Comme nous l'avons déjà vu à l'occasion du test du DVD de I CORPI PRESENTANO TRACCE DI VIOLENZA CARNALE, le début des années 1970 correspond, pour le réalisateur Sergio Martino, à une période "Giallo", au cours de laquelle il suit cette mode avec entrain. Ainsi, après L'ETRANGE VICE DE MADAME WARDH et LA QUEUE DU SCORPION, il s'attèle à la mise en scène de L'ALLIANCE INVISIBLE, pour les producteurs Nirma Loy et Luciano Martino (le frère de Sergio), tandem déjà responsable du thriller SI DOUCES, SI PERVERSES d'Umberto Lenzi. Il retrouve pour l'occasion George Hilton, comédien apparaissant déjà dans ses deux précédents giallo, et il met en vedette l'actrice Edwige Fenech, comme dans L'ETRANGE VICE DE MADAME WARDH. Apparaissant dans ce même titre, Ivan Rassimov, le comédien au regard fascinant, revient lui aussi pour L'ALLIANCE INVISIBLE.
En Grande-Bretagne, Jane Harrisson se remet péniblement d'un accident de voiture. Ses séquelles ne sont plus physiques, mais psychologiques, car elle a perdu, dans ce drame, l'enfant dont elle était enceinte. Elle est hantée par des cauchemars et son mari la pousse à prendre des pilules calmantes tandis que sa sœur l'encourage à consulter un nouveau médecin. Rien n'y fait, Jane ne trouve toujours pas l'apaisement. Elle sombre même dans la paranoïa puisqu'elle est convaincue qu'un homme étrange la poursuit et la menace. Finalement, elle fait connaissance avec une voisine, à qui elle fait part de ses soucis. Cette dernière lui suggère une solution étonnante : participer à des sabbats organisés par une secte satanique !

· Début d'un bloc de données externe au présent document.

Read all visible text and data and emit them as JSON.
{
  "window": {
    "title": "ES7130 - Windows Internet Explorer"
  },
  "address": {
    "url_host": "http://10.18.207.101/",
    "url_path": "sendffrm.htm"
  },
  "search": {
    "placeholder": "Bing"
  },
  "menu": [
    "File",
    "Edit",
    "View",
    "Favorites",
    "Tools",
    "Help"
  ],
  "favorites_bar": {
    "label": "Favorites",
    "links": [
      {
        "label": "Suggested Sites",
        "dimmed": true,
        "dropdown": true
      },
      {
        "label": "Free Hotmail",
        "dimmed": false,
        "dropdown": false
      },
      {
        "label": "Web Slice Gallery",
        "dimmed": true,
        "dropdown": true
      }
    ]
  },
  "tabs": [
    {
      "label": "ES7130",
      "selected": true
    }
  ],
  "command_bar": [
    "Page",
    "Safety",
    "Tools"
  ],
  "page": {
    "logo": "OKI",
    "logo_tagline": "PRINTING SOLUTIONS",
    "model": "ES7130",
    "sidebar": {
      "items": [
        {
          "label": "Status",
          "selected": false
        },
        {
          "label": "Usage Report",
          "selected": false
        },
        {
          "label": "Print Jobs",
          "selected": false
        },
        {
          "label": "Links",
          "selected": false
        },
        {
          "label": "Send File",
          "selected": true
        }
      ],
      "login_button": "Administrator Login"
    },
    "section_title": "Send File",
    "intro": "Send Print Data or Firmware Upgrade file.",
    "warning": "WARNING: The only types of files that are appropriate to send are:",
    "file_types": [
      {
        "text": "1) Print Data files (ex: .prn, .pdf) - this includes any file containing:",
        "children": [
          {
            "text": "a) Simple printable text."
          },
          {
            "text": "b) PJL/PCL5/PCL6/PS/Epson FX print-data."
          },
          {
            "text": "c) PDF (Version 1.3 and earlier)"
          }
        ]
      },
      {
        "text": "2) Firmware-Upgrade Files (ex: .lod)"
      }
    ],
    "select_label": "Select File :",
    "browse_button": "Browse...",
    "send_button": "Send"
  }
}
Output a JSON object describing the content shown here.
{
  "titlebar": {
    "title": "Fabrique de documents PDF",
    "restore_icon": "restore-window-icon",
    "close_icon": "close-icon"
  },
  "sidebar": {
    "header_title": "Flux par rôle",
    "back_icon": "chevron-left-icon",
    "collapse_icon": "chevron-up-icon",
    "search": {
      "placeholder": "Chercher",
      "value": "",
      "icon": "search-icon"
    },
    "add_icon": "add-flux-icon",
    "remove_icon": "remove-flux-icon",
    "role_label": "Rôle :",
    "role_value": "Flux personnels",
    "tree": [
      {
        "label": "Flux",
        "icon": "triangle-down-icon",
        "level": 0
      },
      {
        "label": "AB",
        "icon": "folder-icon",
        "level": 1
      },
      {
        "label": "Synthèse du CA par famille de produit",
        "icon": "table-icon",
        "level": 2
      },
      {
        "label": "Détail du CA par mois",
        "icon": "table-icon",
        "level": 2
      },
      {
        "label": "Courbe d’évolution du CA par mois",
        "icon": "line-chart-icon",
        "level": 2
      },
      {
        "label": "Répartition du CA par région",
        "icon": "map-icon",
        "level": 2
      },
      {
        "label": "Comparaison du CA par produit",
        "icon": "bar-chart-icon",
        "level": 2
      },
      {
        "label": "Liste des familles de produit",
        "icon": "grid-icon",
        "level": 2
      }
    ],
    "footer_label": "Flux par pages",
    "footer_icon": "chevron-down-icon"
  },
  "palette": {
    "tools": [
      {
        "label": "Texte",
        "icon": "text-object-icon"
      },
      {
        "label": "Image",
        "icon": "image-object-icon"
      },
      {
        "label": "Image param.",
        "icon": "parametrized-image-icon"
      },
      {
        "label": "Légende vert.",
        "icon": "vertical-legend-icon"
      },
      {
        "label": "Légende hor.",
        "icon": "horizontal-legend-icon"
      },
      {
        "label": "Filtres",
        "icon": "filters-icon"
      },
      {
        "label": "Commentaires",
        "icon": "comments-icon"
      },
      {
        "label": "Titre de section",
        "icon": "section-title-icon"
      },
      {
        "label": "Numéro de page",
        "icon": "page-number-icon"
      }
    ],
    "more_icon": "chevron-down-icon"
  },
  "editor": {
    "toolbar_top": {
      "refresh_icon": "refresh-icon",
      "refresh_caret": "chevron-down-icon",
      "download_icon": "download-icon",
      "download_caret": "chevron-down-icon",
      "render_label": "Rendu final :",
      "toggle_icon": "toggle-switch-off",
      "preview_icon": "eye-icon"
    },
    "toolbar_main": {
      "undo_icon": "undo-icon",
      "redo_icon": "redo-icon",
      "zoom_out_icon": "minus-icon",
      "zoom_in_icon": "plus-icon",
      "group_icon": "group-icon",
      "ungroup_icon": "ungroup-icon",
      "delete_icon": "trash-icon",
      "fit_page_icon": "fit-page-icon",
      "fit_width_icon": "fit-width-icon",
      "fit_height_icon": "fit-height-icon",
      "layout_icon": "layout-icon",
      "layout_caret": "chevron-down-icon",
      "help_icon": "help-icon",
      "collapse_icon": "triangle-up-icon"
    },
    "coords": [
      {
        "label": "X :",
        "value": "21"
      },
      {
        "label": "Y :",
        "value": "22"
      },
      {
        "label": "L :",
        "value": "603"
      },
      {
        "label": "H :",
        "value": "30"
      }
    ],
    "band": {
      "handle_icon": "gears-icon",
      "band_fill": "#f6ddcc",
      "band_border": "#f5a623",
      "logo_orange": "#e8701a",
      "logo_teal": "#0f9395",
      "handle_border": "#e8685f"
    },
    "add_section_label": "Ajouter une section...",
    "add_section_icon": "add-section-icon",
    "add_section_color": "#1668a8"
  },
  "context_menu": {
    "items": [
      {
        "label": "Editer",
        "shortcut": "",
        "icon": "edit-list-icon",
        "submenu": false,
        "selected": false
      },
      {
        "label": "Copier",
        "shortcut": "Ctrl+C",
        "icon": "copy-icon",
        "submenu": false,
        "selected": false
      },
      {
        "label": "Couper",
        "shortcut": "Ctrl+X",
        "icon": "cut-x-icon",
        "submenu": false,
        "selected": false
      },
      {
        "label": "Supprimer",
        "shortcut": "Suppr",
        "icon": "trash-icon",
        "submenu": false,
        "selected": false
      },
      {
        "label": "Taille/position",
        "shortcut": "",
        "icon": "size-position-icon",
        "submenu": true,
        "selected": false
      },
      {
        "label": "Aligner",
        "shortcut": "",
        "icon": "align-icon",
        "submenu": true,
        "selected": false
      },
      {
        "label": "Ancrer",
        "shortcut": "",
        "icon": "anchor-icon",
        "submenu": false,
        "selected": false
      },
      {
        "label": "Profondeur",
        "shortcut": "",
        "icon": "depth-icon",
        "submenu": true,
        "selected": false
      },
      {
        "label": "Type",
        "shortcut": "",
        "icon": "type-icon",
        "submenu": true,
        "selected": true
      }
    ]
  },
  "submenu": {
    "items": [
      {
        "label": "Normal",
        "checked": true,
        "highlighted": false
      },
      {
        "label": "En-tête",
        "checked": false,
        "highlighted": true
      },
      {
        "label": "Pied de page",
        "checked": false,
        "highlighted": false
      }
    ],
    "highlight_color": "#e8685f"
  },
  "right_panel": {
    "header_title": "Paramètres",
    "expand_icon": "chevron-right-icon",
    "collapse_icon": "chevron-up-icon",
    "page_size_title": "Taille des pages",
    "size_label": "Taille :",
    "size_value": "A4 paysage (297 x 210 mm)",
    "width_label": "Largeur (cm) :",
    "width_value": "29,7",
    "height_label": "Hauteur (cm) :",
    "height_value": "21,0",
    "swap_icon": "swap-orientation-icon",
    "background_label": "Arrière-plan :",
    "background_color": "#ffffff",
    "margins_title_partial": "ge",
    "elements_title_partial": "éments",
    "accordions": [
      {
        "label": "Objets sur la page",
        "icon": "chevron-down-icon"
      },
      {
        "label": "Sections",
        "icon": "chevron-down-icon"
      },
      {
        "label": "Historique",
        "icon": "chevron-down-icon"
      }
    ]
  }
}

La secte en question est dirigée par un personnage inquiétant, un gourou machiavélique synthétisant les caractères de personnalités réelles sulfureuses, telles que Charles Manson, chef de la "famille" qui sema la terreur dans la Californie en 1969, ou Anton Lavey, grand promoteur de l'Eglise de Satan. Evidemment, cette approche du satanisme renvoie à l'énorme succès du ROSEMARY'S BABY de Roman Polanski, avec lequel L'ALLIANCE INVISIBLE partage de nombreux points communs. Une jeune femme fragile (Rosemary est enceinte de son premier enfant, Jane a perdu son enfant dans un accident) se retrouve aux portes de la folie, tant les évènements étranges se multiplient autour d'elle. Dans les deux cas, l'ambiguïté est de mise : la jeune femme interprète-t-elle de travers la réalité, ou bien est-elle réellement la cible d'un complot ?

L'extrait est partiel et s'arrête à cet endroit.